Obama Writes Personal Letters to 46 Felons; No Contact with Kathryn Steinle’s Family

Obama papers (Brendan Smialowski / AFP / Getty)
Brendan Smialowski / AFP / Getty

Nearly two weeks after 32-year-old Kathryn Steinle was murdered on San Francisco’s Pier 14 by an illegal alien and convicted felon who was released from prison earlier this year, President Barack Obama has failed to contact the victim’s family or mention her in public. Yet Obama took the time to write (and release) 46 personal letters this month to felons imprisoned for non-violent drug offenses whose sentences he has commuted.

Like the 46 felons to whom Obama wrote, Juan Francisco Lopez-Sanchez had served time for non-violent offenses, some of them drug-related.
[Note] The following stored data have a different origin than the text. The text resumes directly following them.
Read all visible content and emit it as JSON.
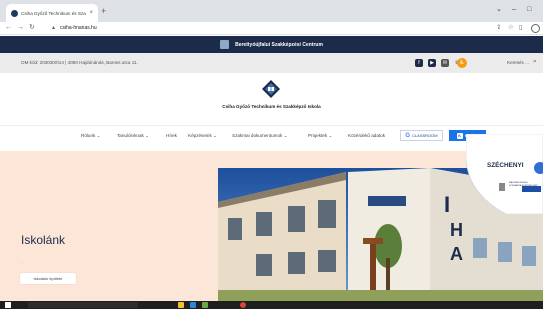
{
  "browser": {
    "tab_title": "Csiha Győző Technikum és Szakk",
    "tab_close": "×",
    "new_tab": "+",
    "url": "csiha-hnanas.hu",
    "window_controls": [
      "⌄",
      "–",
      "□"
    ]
  },
  "site": {
    "banner_title": "Berettyóújfalui Szakképzési Centrum",
    "info_text": "OM kód: 203030/014 | 4080 Hajdúnánás, Baross utca 11.",
    "search_label": "Keresés ...",
    "school_name": "Csiha Győző Technikum és Szakképző Iskola",
    "nav": {
      "items": [
        {
          "label": "Rólunk",
          "has_dropdown": true
        },
        {
          "label": "Tanulóinknak",
          "has_dropdown": true
        },
        {
          "label": "Hírek",
          "has_dropdown": false
        },
        {
          "label": "Képzéseink",
          "has_dropdown": true
        },
        {
          "label": "Szakmai dokumentumok",
          "has_dropdown": true
        },
        {
          "label": "Projektek",
          "has_dropdown": true
        },
        {
          "label": "Közérdekű adatok",
          "has_dropdown": false
        }
      ],
      "dropdown_glyph": "⌄",
      "classroom_label": "CLASSROOM",
      "kreta_label": "KRÉTA"
    },
    "hero": {
      "title": "Iskolánk",
      "subtitle": "-",
      "button_label": "Iskolánk épülete"
    },
    "szechenyi": {
      "title": "SZÉCHENYI",
      "caption": "MAGYARORSZÁG KORMÁNYA EURÓPAI UNIÓ"
    }
  },
  "colors": {
    "navy": "#1c2b4a",
    "accent_blue": "#1a73e8",
    "hero_bg": "#fce6d8",
    "accessibility_orange": "#f39c12"
  },
  "icons": [
    "back-icon",
    "forward-icon",
    "reload-icon",
    "lock-icon",
    "share-icon",
    "star-icon",
    "sidebar-icon",
    "profile-icon",
    "facebook-icon",
    "youtube-icon",
    "mail-icon",
    "phone-icon",
    "accessibility-icon",
    "search-icon"
  ]
}
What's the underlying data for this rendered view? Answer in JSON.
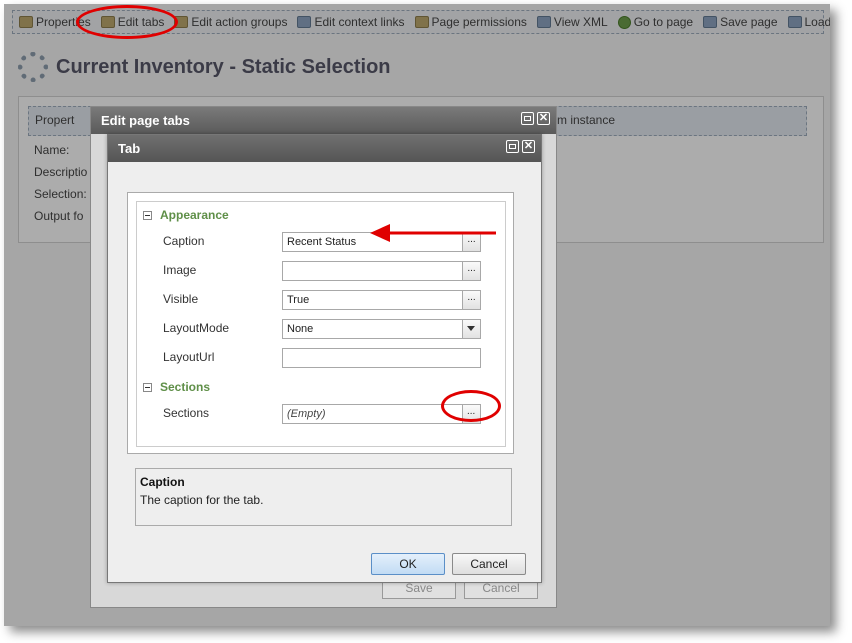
{
  "toolbar": {
    "items": [
      {
        "label": "Properties",
        "icon": "properties-icon"
      },
      {
        "label": "Edit tabs",
        "icon": "tabs-icon"
      },
      {
        "label": "Edit action groups",
        "icon": "action-groups-icon"
      },
      {
        "label": "Edit context links",
        "icon": "context-links-icon"
      },
      {
        "label": "Page permissions",
        "icon": "permissions-icon"
      },
      {
        "label": "View XML",
        "icon": "xml-icon"
      },
      {
        "label": "Go to page",
        "icon": "go-icon"
      },
      {
        "label": "Save page",
        "icon": "save-icon"
      },
      {
        "label": "Load page",
        "icon": "load-icon"
      }
    ]
  },
  "page": {
    "title": "Current Inventory - Static Selection",
    "bar_left": "Propert",
    "bar_right": "m instance",
    "fields": [
      "Name:",
      "Descriptio",
      "Selection:",
      "Output fo"
    ]
  },
  "outer_dialog": {
    "title": "Edit page tabs",
    "save_label": "Save",
    "cancel_label": "Cancel"
  },
  "tab_dialog": {
    "title": "Tab",
    "categories": {
      "appearance": "Appearance",
      "sections": "Sections"
    },
    "props": {
      "caption": {
        "label": "Caption",
        "value": "Recent Status"
      },
      "image": {
        "label": "Image",
        "value": ""
      },
      "visible": {
        "label": "Visible",
        "value": "True"
      },
      "layout_mode": {
        "label": "LayoutMode",
        "value": "None"
      },
      "layout_url": {
        "label": "LayoutUrl",
        "value": ""
      },
      "sections": {
        "label": "Sections",
        "value": "(Empty)"
      }
    },
    "ellipsis": "...",
    "description": {
      "title": "Caption",
      "text": "The caption for the tab."
    },
    "ok_label": "OK",
    "cancel_label": "Cancel"
  },
  "colors": {
    "callout": "#e00000",
    "category_text": "#5f8f48"
  }
}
After his arrest, Lopez-Sanchez, who had been deported five times to Mexico, confessed to shooting Steinle as she walked with her family at the popular tourist spot.

Steinle’s murder quickly became an iconic example of violent crime by illegal aliens released from custody under the “sanctuary city” policies embraced by San Francisco and other liberal cities that decline to work with federal immigration officials.

Critics have noted that Obama was quick to reach out to the family of Michael Brown, who was killed while charging a police officer in Ferguson, Missouri last year, enhancing Brown’s heroic status to drive a political narrative. He has done the same in other, similar cases.